When I have a project open in Scrivener (220.127.116.11), I know I can navigate via File Explorer or some other tool to another project and open it so I have multiple instances of Scrivener running (or keep shortcuts to projects on the desktop). But I cannot just use the Start Menu or a desktop icon of Scrivener.exe to open a new instance if one is already running. Doing so just activates the most recent Scrivener window already open.
Please add the ability to run multiple instances of Scrivener from the shortcut instead of having to open another program to navigate to a project.
Interesting! This might have to do with the prevention of opening the same project in two parallel instances of Scrivener. If you have the option “Reopen projects that were open on quit” active, a double-click on the desktop icon would reopen your current project in a second instance. And that could possible corrupt your project. I assume, Scrivener checks at the time of startup if there is already an instance running with the same project and then just quits, leaving you with the first instance.
I’m not 100% clear on what you’re asking, but I have Scrivener pinned to my Start Menu, and a right click on the icon shows me pinned projects as well as recent projects, and I launch from there. This is a Win 10 feature, btw, nothing to do with Scriv.
Does that get you closer to what you want?
(I assume you already know you can launch additional projects from inside Scriv via the File menu.)
It partially has something to do with Scrivener, and I understand what some of the work-arounds are. I can use File / New Project to start something new, for instance. I just thought it was odd that the program links are essentially inactive once any project is open. It’s easy to tell if your app is running, and the two most common ways I know are to use FindWindow() to find “Scrivener” in a window title, or to assign a GUID to your own app and try to create a mutex with it. If creation fails, your app is still running.
I am not sure whether got the main point of what @jimRac was recommending. If you have Scrivener installed in the Taskbar, you can right-click it there and see a list of recently opened projects. From there you can start an other instance of scrivener, except for the projects that are already open.
Actually, I was saying the Start Menu, but the taskbar will work too!
@BClarke , sorry, still not clear on what you’re asking for here, because the method described above will launch a new instance from Start Menu–but it sounds like you know what you’re doing, so I’ll bow out.
I just tried a desktop shortcut that runs Scrivener with the path of another project as argument. That does work. It just has to be another project that is not open yet. Perhaps you could use that as a work around. You could create a folder under Start with shortcuts to all of your projects.
A desktop shortcut with an invalid path as argument or no argument at all just leads you to the instance already running – just as you said.
I don’t want to blow this out of proportion, All I am saying is: if a program is intended to allow multiple instances to run at the same time, it should allow all logical avenues of starting those instances, which includes a desktop shortcut or the Start menu shortcut to plain old Scrivener.exe. Scrivener does not.

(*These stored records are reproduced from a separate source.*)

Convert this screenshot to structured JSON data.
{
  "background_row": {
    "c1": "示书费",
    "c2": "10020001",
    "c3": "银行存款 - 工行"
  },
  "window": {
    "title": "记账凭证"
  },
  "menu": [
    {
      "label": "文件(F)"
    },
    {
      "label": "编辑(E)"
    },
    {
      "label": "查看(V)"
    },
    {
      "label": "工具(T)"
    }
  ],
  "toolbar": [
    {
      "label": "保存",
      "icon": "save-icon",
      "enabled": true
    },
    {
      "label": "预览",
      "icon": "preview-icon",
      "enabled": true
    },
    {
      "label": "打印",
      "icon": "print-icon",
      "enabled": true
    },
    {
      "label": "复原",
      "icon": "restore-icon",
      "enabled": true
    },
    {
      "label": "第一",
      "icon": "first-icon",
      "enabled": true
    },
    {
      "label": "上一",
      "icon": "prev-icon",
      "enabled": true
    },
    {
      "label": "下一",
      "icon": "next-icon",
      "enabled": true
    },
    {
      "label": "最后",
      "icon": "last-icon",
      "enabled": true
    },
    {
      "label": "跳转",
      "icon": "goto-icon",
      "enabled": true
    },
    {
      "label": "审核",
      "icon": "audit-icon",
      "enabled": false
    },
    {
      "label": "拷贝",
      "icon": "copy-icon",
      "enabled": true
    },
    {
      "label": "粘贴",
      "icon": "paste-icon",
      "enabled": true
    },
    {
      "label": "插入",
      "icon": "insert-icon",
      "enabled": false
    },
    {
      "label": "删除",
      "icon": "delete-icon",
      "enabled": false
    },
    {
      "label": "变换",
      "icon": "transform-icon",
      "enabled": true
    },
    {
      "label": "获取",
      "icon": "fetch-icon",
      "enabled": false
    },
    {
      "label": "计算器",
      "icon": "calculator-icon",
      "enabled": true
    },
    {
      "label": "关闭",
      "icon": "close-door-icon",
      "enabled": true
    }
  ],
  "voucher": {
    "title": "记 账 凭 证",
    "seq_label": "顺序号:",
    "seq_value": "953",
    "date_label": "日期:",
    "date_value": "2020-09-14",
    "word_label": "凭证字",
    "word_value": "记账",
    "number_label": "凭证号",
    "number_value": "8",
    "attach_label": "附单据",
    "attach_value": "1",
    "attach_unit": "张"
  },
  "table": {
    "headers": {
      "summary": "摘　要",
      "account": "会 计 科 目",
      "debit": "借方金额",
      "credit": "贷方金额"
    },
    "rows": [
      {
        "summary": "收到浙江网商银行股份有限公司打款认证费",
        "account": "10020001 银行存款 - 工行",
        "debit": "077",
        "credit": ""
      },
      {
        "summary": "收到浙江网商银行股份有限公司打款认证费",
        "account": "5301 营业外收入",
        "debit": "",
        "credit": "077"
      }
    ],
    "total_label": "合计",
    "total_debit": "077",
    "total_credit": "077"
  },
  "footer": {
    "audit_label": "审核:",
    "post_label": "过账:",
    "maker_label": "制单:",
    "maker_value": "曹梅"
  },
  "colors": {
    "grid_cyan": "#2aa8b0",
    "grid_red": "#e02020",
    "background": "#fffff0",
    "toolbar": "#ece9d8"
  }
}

Yes, I know the other ways to get what I want, which is another instance of Scrivener without using a link to Scrivener.exe. My intent was to say to the developers, “You missed one.”
I am genuinely curious here about an apparent difference in architecture between Mac Scrivener and Windows Scrivener. I know that Mac Scrivener does not run multiple instances of the Scrivener app itself; rather, each project opens as a separate window in the (singular) application process in memory. Does Windows Scrivener in fact run as multiple instances, each with its own complete process?
You are using the term “instances” in different, and conflicting ways.
As you note, there is only ever one Scrivener process active on your system. This process can open multiple Scrivener projects. But it is not possible to either open two instances of the same project, or two instances of Scrivener itself.
While Scrivener can open multiple projects, it is not opening multiple instances of itself to do so. I just tested this by going an opening multiple projects, then checking my Task Manager and my process list via Get-Process in PowerShell. Both showed me the same thing: a single running instance of Scrivener.
Knowing that, the behavior that you’re seeing is entirely expected and the way Windows works.
I have Scrivener open and select a different project on my Recent Projects list, it notifies Scrivener, which sees this is a project that is not open and dutiful spawns the necessary new windows within the same instance to display the new project. This is true no matter how I invoke the new project – Shortcut, Explorer, Recent Projects, typing it out in CMD or PowerShell, etc. – because the running Scrivener instance realizes that the project it’s being asked to handle isn’t already open.
I have Scrivener open and select a project I already have open. If it is not the project that currently has focus, Scrivener will realize it is already open and switch focus to it. It does not open another copy of the project as that could cause corruption.
I have Scrivener open and select the Start Menu item, or launch it from a shortcut or via CMD/PowerShell/some other method that doesn’t include a project. In this case the Scrivener instance knows that it’s already open, but not seeing any other project to handle, doesn’t do much of anything.
There is one way you can appear to have two copies of the same project open in Scrivener at the same time – and that is if you used Save As to save your project to a different location. Then, indeed, you can have two separate copies open simultaneously in your single Scrivener instance, but that’s going to be confusing and frustrating because the two windows are pointing to two separate on-disk copies. The below screenshot shows this exact situation – your only clue that you’ve done this is the (highlighted) full project location in the title of each window.